O Globo, n. 32692, 08/02/2023. Opinião, p. 3

Deixem o Banco Central em paz

Elio Gaspari


Depois de quatro anos de Bolsonaro com seus destemperos de cercadinhos, era possível esperar uma distensão na vida política nacional. Lula prometeu paz, estabilidade e previsibilidade. Em pouco mais de um mês de governo, na sua relação com o Banco Central independente, com o inevitável ricocheteio na economia, entregou beligerância e balbúrdia.

A contrariedade de Lula tem dois aspectos. Num, ele e seu ministro da Fazenda acham que a taxa Selic de 13,75% ao ano é exagerada. Noutro, ele acredita que a autonomia do Banco Central é uma “bobagem”. A respeito da taxa, a discussão está aberta. Quanto à “bobagem”, não há o que discutir, a autonomia do Banco deriva de um ato do Congresso.

Num de seus momentos de crítica, Lula formulou uma comparação:

— Eu duvido que esse presidente do Banco Central [Roberto Campos Neto] seja mais independente do que foi o [Henrique] Meirelles.

Verdade, mas a diferença não está na figura de Campos Neto, está na de Lula. Do início de 2003 ao final de 2010, Henrique Meirelles presidiu o Banco Central, e o então presidente Lula deixou-o em paz. Nunca se referiu a ele como “esse presidente” ou “esse cidadão”.

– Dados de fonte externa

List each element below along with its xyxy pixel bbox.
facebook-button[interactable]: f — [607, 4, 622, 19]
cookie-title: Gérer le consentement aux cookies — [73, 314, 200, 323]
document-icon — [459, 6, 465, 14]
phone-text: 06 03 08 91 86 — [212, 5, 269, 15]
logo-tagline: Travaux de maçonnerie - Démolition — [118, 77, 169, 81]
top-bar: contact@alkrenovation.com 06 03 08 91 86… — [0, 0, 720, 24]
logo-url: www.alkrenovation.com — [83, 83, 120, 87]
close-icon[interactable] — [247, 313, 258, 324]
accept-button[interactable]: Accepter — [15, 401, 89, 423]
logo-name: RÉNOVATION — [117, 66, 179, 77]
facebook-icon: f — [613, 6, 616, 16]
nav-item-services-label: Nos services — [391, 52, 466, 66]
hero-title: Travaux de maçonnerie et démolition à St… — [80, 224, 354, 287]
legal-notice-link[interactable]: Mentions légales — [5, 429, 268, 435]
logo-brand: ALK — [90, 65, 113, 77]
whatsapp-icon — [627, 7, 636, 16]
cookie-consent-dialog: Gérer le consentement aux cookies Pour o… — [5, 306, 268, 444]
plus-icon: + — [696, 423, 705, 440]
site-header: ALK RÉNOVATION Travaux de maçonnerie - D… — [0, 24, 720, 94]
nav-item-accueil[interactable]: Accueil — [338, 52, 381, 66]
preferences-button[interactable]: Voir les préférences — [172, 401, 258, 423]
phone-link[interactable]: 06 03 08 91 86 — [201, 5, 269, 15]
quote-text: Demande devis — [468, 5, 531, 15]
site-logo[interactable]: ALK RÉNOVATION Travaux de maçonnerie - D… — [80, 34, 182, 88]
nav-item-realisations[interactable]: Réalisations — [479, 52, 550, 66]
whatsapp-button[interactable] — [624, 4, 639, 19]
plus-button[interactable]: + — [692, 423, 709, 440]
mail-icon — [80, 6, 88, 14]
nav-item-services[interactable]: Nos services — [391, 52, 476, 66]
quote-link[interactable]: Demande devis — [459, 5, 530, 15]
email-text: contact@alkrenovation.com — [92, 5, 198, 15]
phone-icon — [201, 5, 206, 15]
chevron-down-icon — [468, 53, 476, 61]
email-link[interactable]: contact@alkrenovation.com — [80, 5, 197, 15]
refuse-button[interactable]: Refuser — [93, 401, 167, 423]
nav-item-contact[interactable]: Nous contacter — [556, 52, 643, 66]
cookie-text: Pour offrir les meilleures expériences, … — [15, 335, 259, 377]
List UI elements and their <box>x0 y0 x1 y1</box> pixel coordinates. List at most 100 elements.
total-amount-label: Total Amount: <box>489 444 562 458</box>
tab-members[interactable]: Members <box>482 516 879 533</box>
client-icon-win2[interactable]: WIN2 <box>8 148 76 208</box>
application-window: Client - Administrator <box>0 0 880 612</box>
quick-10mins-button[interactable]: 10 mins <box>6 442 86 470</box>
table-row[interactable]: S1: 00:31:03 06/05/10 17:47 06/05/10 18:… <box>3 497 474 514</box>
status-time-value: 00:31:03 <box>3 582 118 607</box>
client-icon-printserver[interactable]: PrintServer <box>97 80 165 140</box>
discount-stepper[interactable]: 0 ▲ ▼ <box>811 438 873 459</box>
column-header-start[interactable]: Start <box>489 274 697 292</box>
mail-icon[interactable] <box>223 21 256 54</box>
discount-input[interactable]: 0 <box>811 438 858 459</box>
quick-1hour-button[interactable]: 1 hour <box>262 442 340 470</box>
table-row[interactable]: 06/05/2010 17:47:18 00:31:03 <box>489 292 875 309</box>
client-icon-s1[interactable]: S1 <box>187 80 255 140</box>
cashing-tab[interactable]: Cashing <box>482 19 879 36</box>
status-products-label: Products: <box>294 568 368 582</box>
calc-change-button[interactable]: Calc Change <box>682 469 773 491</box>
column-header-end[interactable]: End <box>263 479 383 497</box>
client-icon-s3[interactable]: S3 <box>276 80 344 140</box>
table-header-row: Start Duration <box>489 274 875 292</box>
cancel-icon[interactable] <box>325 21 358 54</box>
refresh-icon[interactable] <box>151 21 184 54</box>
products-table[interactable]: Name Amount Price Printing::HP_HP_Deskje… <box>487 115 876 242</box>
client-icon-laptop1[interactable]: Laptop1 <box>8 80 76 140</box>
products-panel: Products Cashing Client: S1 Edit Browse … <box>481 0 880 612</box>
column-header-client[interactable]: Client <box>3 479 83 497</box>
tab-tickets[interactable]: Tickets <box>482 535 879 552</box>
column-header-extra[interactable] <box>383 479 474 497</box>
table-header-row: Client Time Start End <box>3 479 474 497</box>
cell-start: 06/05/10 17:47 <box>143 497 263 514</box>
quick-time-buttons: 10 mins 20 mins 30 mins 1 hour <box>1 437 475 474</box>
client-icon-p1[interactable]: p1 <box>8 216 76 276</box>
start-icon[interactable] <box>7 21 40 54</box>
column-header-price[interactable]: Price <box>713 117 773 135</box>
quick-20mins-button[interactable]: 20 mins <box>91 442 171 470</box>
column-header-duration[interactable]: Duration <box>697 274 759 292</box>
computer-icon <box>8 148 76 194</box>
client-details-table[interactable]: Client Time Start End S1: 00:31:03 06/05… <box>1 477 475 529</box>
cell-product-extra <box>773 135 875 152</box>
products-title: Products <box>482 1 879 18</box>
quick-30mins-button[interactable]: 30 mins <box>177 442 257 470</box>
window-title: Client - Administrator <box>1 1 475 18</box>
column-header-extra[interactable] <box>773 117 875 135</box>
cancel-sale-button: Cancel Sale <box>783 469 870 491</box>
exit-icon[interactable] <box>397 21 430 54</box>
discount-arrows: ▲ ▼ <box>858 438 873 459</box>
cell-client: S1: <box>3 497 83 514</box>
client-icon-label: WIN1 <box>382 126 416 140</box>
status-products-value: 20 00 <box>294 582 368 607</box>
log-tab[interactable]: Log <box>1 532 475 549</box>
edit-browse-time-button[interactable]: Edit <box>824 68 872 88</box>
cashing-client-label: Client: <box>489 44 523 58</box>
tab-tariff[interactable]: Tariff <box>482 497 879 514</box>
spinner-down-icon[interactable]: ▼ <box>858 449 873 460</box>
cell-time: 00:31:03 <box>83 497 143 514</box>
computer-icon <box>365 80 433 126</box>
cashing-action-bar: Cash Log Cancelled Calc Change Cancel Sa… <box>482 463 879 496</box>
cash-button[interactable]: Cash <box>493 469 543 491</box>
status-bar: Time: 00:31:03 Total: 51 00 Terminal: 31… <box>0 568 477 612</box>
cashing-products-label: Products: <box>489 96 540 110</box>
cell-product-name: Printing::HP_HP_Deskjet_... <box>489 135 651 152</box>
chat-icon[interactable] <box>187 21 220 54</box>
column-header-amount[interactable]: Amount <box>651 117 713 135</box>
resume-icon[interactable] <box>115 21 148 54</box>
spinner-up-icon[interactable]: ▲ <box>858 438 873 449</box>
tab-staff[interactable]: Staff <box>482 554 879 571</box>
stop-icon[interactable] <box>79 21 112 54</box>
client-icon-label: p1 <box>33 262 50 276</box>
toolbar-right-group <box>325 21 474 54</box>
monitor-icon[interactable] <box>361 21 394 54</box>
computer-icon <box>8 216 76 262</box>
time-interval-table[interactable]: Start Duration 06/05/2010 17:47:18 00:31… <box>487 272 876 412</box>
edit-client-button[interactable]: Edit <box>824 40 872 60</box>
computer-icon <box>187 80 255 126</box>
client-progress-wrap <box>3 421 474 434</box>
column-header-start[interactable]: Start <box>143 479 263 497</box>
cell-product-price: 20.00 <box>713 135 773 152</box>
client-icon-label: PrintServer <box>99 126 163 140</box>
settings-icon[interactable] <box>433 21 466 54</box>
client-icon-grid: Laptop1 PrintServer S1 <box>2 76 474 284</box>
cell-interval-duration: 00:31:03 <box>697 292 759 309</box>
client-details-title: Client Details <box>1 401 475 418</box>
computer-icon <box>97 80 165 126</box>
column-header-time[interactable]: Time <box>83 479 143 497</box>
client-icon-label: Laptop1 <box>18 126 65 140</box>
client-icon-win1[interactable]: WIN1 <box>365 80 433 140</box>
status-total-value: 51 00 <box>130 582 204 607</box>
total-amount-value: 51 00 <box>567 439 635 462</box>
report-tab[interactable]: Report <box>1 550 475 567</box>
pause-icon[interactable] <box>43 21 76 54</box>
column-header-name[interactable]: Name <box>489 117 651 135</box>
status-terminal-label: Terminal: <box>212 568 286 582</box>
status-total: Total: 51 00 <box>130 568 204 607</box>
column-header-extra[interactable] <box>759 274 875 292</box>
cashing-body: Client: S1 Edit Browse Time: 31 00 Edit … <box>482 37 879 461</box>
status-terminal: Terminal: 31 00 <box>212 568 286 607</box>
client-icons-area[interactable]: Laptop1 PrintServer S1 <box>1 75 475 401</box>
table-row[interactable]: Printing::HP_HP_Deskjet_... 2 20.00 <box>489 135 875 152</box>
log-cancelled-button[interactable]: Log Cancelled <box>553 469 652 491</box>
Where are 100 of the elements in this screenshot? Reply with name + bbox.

Passou o tempo, e Lula entrou no seu terceiro mandato sem ao menos uma reunião protocolar com Campos Neto. Pior: durante a transição, enquanto sua equipe negociava uma Emenda Constitucional para desafogar seu primeiro ano de mandato, o presidente do Banco Central não sabia sequer para quem deveria telefonar.

Na sua última investida, Lula disse que “não existe justificativa nenhuma para que a taxa de juros esteja em 13,50% [ela está em 13,75%]”:

— É só ver a carta do Copom para a gente saber que é uma vergonha esse aumento de juro.

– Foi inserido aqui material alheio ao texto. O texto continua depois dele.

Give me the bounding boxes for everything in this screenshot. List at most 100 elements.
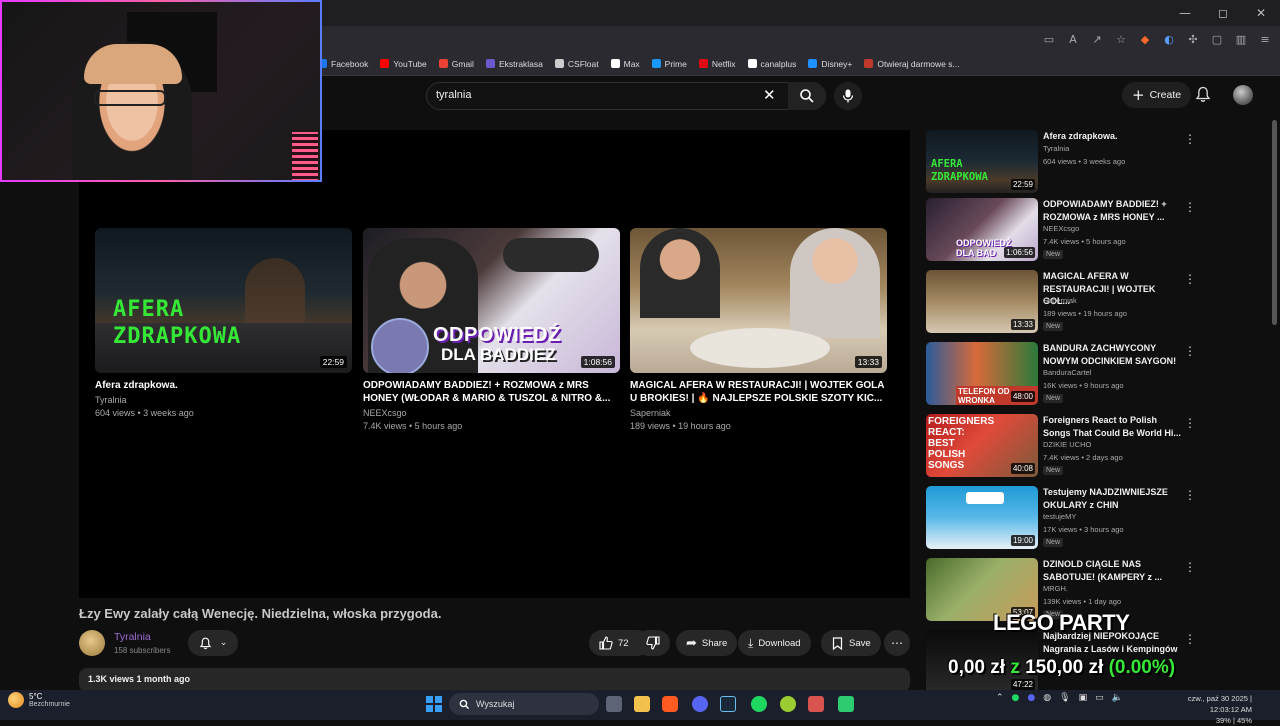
tray-volume-icon[interactable]: 🔈 xyxy=(1112,693,1123,703)
search-button[interactable] xyxy=(788,82,826,110)
translate-icon[interactable]: A xyxy=(1066,32,1080,46)
sidebar-video-title[interactable]: BANDURA ZACHWYCONY NOWYM ODCINKIEM SAYGO… xyxy=(1043,342,1181,367)
more-actions-button[interactable]: ⋯ xyxy=(884,630,910,656)
subscription-bell-button[interactable]: ⌄ xyxy=(188,630,238,656)
sidebar-toggle-icon[interactable]: ▥ xyxy=(1234,32,1248,46)
end-card-1[interactable]: AFERA ZDRAPKOWA 22:59 Afera zdrapkowa. Ty… xyxy=(95,228,352,418)
description-box[interactable]: 1.3K views 1 month ago xyxy=(79,668,910,692)
end-card-meta: 7.4K views • 5 hours ago xyxy=(363,421,463,431)
channel-avatar[interactable] xyxy=(79,630,105,656)
sidebar-video-title[interactable]: Testujemy NAJDZIWNIEJSZE OKULARY z CHIN xyxy=(1043,486,1181,511)
task-view-icon[interactable] xyxy=(606,696,622,712)
tray-mic-icon[interactable]: 🎙 xyxy=(1059,693,1070,703)
more-vertical-icon[interactable]: ⋮ xyxy=(1184,272,1196,286)
menu-icon[interactable]: ≡ xyxy=(1258,32,1272,46)
share-button[interactable]: ➦ Share xyxy=(676,630,738,656)
sidebar-thumbnail[interactable]: 19:00 xyxy=(926,486,1038,549)
bookmark-item[interactable]: canalplus xyxy=(747,59,796,69)
close-window-button[interactable]: ✕ xyxy=(1242,0,1280,26)
more-vertical-icon[interactable]: ⋮ xyxy=(1184,132,1196,146)
sidebar-video-title[interactable]: ODPOWIADAMY BADDIEZ! + ROZMOWA z MRS HON… xyxy=(1043,198,1181,223)
xbox-icon[interactable] xyxy=(838,696,854,712)
tray-app-icon[interactable]: ▣ xyxy=(1079,693,1088,703)
sidebar-video-item[interactable]: TELEFON OD WRONKA 48:00 BANDURA ZACHWYCONY… xyxy=(926,342,1196,406)
bookmark-star-icon[interactable]: ☆ xyxy=(1114,32,1128,46)
sidebar-thumbnail[interactable]: AFERA ZDRAPKOWA 22:59 xyxy=(926,130,1038,193)
windows-start-icon[interactable] xyxy=(426,696,442,712)
download-button[interactable]: ⤓ Download xyxy=(738,630,811,656)
end-card-3[interactable]: 13:33 MAGICAL AFERA W RESTAURACJI! | WOJ… xyxy=(630,228,887,431)
more-vertical-icon[interactable]: ⋮ xyxy=(1184,560,1196,574)
discord-icon[interactable] xyxy=(692,696,708,712)
sidebar-video-item[interactable]: FOREIGNERS REACT: BEST POLISH SONGS 40:08 Fore… xyxy=(926,414,1196,478)
page-scrollbar[interactable] xyxy=(1272,120,1277,325)
bookmark-item[interactable]: CSFloat xyxy=(554,59,599,69)
extension-icon[interactable]: ◐ xyxy=(1162,32,1176,46)
sidebar-video-title[interactable]: DZINOLD CIĄGLE NAS SABOTUJE! (KAMPERY z … xyxy=(1043,558,1181,583)
notifications-bell-icon[interactable] xyxy=(1195,86,1211,108)
tray-chevron-icon[interactable]: ⌃ xyxy=(996,693,1004,703)
photos-icon[interactable] xyxy=(808,696,824,712)
dislike-button[interactable] xyxy=(636,630,670,656)
minimize-button[interactable]: — xyxy=(1166,0,1204,26)
more-vertical-icon[interactable]: ⋮ xyxy=(1184,488,1196,502)
bookmark-item[interactable]: Prime xyxy=(651,59,687,69)
file-explorer-icon[interactable] xyxy=(634,696,650,712)
puzzle-icon[interactable]: ✣ xyxy=(1186,32,1200,46)
sidebar-thumbnail[interactable]: TELEFON OD WRONKA 48:00 xyxy=(926,342,1038,405)
sidebar-thumbnail[interactable]: 13:33 xyxy=(926,270,1038,333)
save-button[interactable]: Save xyxy=(821,630,881,656)
create-button[interactable]: + Create xyxy=(1122,82,1192,108)
sidebar-thumbnail[interactable]: ODPOWIEDŹ DLA BAD 1:06:56 xyxy=(926,198,1038,261)
sidebar-video-title[interactable]: Foreigners React to Polish Songs That Co… xyxy=(1043,414,1181,439)
weather-widget[interactable]: 5°C Bezchmurnie xyxy=(8,692,70,708)
end-card-thumbnail[interactable]: AFERA ZDRAPKOWA 22:59 xyxy=(95,228,352,373)
bookmark-item[interactable]: Otwieraj darmowe s... xyxy=(864,59,960,69)
end-card-thumbnail[interactable]: ODPOWIEDŹ DLA BADDIEZ 1:08:56 xyxy=(363,228,620,373)
tray-app-icon[interactable]: ● xyxy=(1027,693,1035,703)
brave-browser-icon[interactable] xyxy=(662,696,678,712)
sidebar-video-item[interactable]: AFERA ZDRAPKOWA 22:59 Afera zdrapkowa. Tyral… xyxy=(926,130,1196,194)
sidebar-video-item[interactable]: 19:00 Testujemy NAJDZIWNIEJSZE OKULARY z … xyxy=(926,486,1196,550)
sidebar-thumbnail[interactable]: FOREIGNERS REACT: BEST POLISH SONGS 40:08 xyxy=(926,414,1038,477)
end-card-title[interactable]: Afera zdrapkowa. xyxy=(95,379,352,392)
maximize-button[interactable]: ◻ xyxy=(1204,0,1242,26)
steam-icon[interactable] xyxy=(720,696,736,712)
bookmark-item[interactable]: Disney+ xyxy=(808,59,852,69)
end-card-title[interactable]: ODPOWIADAMY BADDIEZ! + ROZMOWA z MRS HON… xyxy=(363,379,620,405)
account-avatar[interactable] xyxy=(1233,85,1253,105)
download-icon: ⤓ xyxy=(748,635,754,650)
bookmark-item[interactable]: Facebook xyxy=(318,59,368,69)
taskbar-search[interactable]: Wyszukaj xyxy=(449,693,599,715)
more-vertical-icon[interactable]: ⋮ xyxy=(1184,200,1196,214)
more-vertical-icon[interactable]: ⋮ xyxy=(1184,344,1196,358)
tray-app-icon[interactable]: ◍ xyxy=(1043,693,1051,703)
share-icon[interactable]: ↗ xyxy=(1090,32,1104,46)
bookmark-item[interactable]: Ekstraklasa xyxy=(485,59,543,69)
sidebar-video-title[interactable]: Afera zdrapkowa. xyxy=(1043,130,1181,143)
bookmark-item[interactable]: Netflix xyxy=(698,59,736,69)
cast-icon[interactable]: ▭ xyxy=(1042,32,1056,46)
more-vertical-icon[interactable]: ⋮ xyxy=(1184,416,1196,430)
wallet-icon[interactable]: ▢ xyxy=(1210,32,1224,46)
tray-network-icon[interactable]: ▭ xyxy=(1095,693,1104,703)
brave-shield-icon[interactable]: ◆ xyxy=(1138,32,1152,46)
end-card-thumbnail[interactable]: 13:33 xyxy=(630,228,887,373)
voice-search-button[interactable] xyxy=(834,82,862,110)
more-vertical-icon[interactable]: ⋮ xyxy=(1184,632,1196,646)
clear-search-icon[interactable]: ✕ xyxy=(763,86,776,104)
channel-name[interactable]: Tyralnia xyxy=(114,631,151,643)
bookmark-item[interactable]: YouTube xyxy=(380,59,427,69)
app-icon-y[interactable] xyxy=(780,696,796,712)
bookmark-item[interactable]: Max xyxy=(610,59,640,69)
weather-description: Bezchmurnie xyxy=(29,701,70,708)
spotify-icon[interactable] xyxy=(751,696,767,712)
sidebar-video-item[interactable]: ODPOWIEDŹ DLA BAD 1:06:56 ODPOWIADAMY BADDI… xyxy=(926,198,1196,262)
search-query[interactable]: tyralnia xyxy=(436,89,471,101)
sidebar-video-item[interactable]: 13:33 MAGICAL AFERA W RESTAURACJI! | WOJT… xyxy=(926,270,1196,334)
bookmark-item[interactable]: Gmail xyxy=(438,59,474,69)
end-card-title[interactable]: MAGICAL AFERA W RESTAURACJI! | WOJTEK GO… xyxy=(630,379,887,405)
end-card-2[interactable]: ODPOWIEDŹ DLA BADDIEZ 1:08:56 ODPOWIADAM… xyxy=(363,228,620,431)
tray-app-icon[interactable]: ● xyxy=(1012,693,1020,703)
taskbar-clock[interactable]: czw., paź 30 2025 | 12:03:12 AM 39% | 45… xyxy=(1180,693,1252,726)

O Copom de hoje, como o do tempo de Meirelles, fixa a taxa de juros para segurar a inflação, essa sim, uma vergonha. Lula falou que houve aumento da taxa de juros, o que não aconteceu. Ela ficou onde estava. Aumento da Selic ocorreu em janeiro de 2003, no primeiro mês do mandato de Lula, quando o Copom elevou-a de 25% para 25,5%. À época, ele não reclamou, pois estava de olho na credibilidade de seu governo. Obteve-a. (O vice-presidente José Alencar viria a criticar os juros altos, sem chamar quem quer que fosse de “esse cidadão”.)

Passados 20 anos, Lula pode até ser outro, mas, ao escolher o Banco Central para o papel de vilão, e seu presidente para o de bode, difere do que foi e assemelha-se a seu antecessor. Emparedado pela pandemia de Covid-19, Bolsonaro transformou o ministro da Saúde, Luiz Henrique Mandetta, em bode, demitiu-o e não foi a lugar algum.

Há um forte cheiro de intriga palaciana no que parece ser uma malquerença de Lula com Roberto Campos Neto. O presidente do Banco Central foi a alguns eventos onde não deveria ter aparecido, mas chamá-lo de bolsonarista é patrulha vulgar. Num governo que teve no ministro Paulo Guedes um vendedor de sonhos, Campos Neto teve um comportamento institucional.